With MJ's brilliance as inspiration, I would opine that, "Your basement is not the floor."
In other words, there's no firm rule why lower producing conferences should be guaranteed even one bid to the NCAA tournament in all sports.
College basketball will soon be indistinguishable from the G League. When we get there in the near future, the NCAA will revisit where the NCAA was before Princeton's near-upset against Georgetown in 1989, when the big boys wanted us out. There's no question that they still want us out and, with college basketball now unapologetically a for-profit business, the charm of the plucky little engines that could may run out.
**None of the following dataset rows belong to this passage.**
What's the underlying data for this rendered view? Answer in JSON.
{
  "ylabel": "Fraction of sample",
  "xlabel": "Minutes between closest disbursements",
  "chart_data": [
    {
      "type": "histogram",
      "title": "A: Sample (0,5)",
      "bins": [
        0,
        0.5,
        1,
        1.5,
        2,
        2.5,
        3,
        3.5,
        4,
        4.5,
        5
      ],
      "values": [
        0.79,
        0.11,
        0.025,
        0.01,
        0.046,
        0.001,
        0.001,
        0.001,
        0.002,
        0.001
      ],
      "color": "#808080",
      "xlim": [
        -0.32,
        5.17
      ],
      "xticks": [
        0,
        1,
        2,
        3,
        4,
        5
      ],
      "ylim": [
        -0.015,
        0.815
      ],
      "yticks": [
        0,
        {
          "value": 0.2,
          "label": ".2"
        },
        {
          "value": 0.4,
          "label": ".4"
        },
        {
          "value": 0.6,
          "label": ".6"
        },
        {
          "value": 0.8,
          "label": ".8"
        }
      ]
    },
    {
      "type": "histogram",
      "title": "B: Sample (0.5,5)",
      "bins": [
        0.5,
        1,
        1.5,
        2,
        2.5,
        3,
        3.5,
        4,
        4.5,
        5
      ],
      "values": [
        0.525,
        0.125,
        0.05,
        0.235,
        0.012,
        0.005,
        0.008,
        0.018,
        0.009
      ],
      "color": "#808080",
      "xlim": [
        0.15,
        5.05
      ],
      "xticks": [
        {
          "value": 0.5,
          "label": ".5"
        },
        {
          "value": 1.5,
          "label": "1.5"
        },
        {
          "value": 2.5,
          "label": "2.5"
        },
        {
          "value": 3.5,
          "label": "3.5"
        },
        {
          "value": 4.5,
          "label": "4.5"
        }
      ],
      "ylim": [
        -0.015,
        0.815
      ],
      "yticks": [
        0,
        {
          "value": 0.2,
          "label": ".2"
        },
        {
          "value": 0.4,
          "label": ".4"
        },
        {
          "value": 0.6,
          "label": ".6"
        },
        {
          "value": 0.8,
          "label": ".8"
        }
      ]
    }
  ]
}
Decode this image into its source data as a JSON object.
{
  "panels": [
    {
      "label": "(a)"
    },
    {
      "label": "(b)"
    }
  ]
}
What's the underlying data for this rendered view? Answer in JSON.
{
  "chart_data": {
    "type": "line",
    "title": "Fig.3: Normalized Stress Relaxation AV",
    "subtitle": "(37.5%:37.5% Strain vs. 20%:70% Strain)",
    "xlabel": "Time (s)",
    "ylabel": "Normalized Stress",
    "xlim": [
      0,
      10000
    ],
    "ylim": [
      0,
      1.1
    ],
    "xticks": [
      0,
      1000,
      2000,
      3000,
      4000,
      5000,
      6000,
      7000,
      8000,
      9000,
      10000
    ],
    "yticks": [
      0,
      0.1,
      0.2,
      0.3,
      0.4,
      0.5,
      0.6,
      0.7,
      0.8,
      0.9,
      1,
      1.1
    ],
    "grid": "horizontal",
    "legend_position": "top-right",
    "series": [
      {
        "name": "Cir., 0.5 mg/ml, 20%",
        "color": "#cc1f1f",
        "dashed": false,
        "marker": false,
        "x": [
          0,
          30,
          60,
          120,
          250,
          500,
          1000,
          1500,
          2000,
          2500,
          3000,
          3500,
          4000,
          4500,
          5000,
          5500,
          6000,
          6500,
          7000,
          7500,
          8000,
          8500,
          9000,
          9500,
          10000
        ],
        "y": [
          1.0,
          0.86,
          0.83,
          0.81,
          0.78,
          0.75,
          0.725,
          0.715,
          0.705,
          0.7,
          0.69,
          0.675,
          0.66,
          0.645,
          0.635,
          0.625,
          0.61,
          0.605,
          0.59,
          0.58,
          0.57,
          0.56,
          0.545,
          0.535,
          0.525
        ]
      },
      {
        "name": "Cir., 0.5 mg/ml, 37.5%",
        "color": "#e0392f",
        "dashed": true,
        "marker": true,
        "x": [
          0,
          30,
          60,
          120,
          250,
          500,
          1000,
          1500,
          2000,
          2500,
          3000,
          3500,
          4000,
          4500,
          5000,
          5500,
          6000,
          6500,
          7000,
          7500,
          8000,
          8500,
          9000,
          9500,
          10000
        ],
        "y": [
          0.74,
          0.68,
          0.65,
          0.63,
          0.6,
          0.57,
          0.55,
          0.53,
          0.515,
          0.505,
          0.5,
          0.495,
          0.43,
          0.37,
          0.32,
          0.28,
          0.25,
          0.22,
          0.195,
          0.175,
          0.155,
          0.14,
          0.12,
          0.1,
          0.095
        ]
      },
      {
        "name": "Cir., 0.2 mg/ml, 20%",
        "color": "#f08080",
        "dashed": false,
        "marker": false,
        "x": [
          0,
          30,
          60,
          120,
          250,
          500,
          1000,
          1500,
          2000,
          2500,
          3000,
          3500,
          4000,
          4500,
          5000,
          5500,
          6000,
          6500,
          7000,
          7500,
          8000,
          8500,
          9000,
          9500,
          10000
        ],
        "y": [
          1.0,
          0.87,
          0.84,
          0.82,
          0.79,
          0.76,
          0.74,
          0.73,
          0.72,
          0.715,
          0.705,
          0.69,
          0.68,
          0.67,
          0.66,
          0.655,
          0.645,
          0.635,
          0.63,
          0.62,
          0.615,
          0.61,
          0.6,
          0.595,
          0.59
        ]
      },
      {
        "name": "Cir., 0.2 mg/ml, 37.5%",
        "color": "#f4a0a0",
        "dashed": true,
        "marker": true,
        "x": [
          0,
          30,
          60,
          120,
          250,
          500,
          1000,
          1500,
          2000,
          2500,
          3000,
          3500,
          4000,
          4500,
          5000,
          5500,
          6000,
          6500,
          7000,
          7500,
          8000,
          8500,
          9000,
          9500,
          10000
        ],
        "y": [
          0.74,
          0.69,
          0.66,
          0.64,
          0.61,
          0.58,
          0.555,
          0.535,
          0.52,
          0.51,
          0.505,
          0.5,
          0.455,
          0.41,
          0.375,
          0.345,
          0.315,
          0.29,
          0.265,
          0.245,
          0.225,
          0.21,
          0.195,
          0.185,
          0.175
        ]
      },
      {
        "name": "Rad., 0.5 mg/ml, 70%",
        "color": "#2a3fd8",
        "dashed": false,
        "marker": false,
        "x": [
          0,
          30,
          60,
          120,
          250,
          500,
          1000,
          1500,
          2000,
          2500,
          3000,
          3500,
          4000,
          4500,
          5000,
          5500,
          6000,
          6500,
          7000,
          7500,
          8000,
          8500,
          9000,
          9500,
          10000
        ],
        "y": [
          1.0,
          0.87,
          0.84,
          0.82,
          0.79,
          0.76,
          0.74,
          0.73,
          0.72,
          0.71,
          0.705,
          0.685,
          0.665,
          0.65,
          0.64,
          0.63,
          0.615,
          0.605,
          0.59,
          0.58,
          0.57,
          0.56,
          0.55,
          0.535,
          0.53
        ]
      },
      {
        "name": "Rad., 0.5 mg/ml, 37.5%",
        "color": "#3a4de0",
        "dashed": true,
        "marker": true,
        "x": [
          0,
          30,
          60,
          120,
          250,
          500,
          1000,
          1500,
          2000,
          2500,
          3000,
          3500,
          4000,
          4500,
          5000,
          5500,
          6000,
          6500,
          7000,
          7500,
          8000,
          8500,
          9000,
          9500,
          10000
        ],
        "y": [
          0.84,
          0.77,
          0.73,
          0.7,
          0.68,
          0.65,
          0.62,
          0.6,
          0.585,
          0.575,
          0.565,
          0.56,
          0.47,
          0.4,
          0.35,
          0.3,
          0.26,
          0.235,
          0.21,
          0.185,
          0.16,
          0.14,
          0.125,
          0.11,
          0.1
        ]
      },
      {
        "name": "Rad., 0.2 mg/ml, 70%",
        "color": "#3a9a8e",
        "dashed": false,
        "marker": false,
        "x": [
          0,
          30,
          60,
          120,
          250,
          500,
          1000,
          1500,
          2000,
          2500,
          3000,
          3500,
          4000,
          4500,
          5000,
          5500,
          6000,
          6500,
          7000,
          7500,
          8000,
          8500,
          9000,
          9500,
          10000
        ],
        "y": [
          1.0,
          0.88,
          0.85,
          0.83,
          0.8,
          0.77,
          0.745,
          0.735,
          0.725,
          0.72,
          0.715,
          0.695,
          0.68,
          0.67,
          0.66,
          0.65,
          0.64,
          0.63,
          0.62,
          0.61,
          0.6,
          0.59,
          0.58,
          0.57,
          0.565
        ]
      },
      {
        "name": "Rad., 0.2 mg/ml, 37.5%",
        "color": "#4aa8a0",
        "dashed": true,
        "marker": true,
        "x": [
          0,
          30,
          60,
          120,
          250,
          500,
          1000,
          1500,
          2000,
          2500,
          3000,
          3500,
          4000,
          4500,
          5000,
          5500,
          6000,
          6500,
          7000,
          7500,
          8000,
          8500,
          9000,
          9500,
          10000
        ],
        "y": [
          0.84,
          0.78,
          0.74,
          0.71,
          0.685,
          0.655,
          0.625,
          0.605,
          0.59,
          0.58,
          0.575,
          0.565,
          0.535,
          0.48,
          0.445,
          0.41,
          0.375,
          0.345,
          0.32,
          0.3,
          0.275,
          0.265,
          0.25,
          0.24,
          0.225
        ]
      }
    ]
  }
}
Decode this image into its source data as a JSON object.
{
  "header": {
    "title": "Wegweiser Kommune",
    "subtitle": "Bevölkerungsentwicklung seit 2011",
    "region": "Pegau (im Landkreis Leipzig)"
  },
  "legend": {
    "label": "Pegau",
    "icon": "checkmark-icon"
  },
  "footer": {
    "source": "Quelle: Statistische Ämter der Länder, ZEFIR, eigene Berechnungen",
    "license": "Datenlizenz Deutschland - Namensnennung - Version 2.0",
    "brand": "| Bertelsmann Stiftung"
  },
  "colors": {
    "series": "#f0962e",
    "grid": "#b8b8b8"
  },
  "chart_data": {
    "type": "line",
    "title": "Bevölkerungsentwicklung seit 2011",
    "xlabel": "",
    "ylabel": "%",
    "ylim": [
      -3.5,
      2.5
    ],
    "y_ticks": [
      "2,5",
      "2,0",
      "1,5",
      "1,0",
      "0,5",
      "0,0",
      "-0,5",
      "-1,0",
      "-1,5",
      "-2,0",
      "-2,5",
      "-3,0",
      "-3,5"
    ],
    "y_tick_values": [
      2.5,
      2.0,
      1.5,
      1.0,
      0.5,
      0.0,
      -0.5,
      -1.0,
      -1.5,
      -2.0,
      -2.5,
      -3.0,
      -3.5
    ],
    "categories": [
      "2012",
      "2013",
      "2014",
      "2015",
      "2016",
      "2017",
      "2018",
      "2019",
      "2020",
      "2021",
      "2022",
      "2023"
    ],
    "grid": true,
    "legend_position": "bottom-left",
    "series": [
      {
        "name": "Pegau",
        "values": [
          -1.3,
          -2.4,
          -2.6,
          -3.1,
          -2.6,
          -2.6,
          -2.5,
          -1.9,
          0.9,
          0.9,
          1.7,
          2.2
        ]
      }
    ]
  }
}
Interestingly, I think that we stand a better chance of remaining competitive in men's lacrosse than feared by M3. A huge percentage of male lacrosse alumni want to work on Wall Street. And there is still no better membership card to working on the corner of Wall and Broad than an Ivy League sheepskin.
I think that's our ace in the hole in men's lax. What's a guy making from his NIL deal at Notre Dame? 10 grand? 50 grand?
I hate NILs and, as I've said on this board many times, NILs will eviscerate the economic development of America's underclass. This is terrible for our country. And given all the other s--t going on, that's saying a lot.
But here's one thing I'd say to all kids thinking about choosing their college based on their NIL offer: Don't sell yourself short.
If your goal is to work on Wall Street, you need to be thinking in terms of numbers that have two commas.
Going to Notre Dame (which of course is an excellent university) for 50 grand is laughable when the right Ivy connections will pay off over the following decades for paychecks that have eight and nine digits.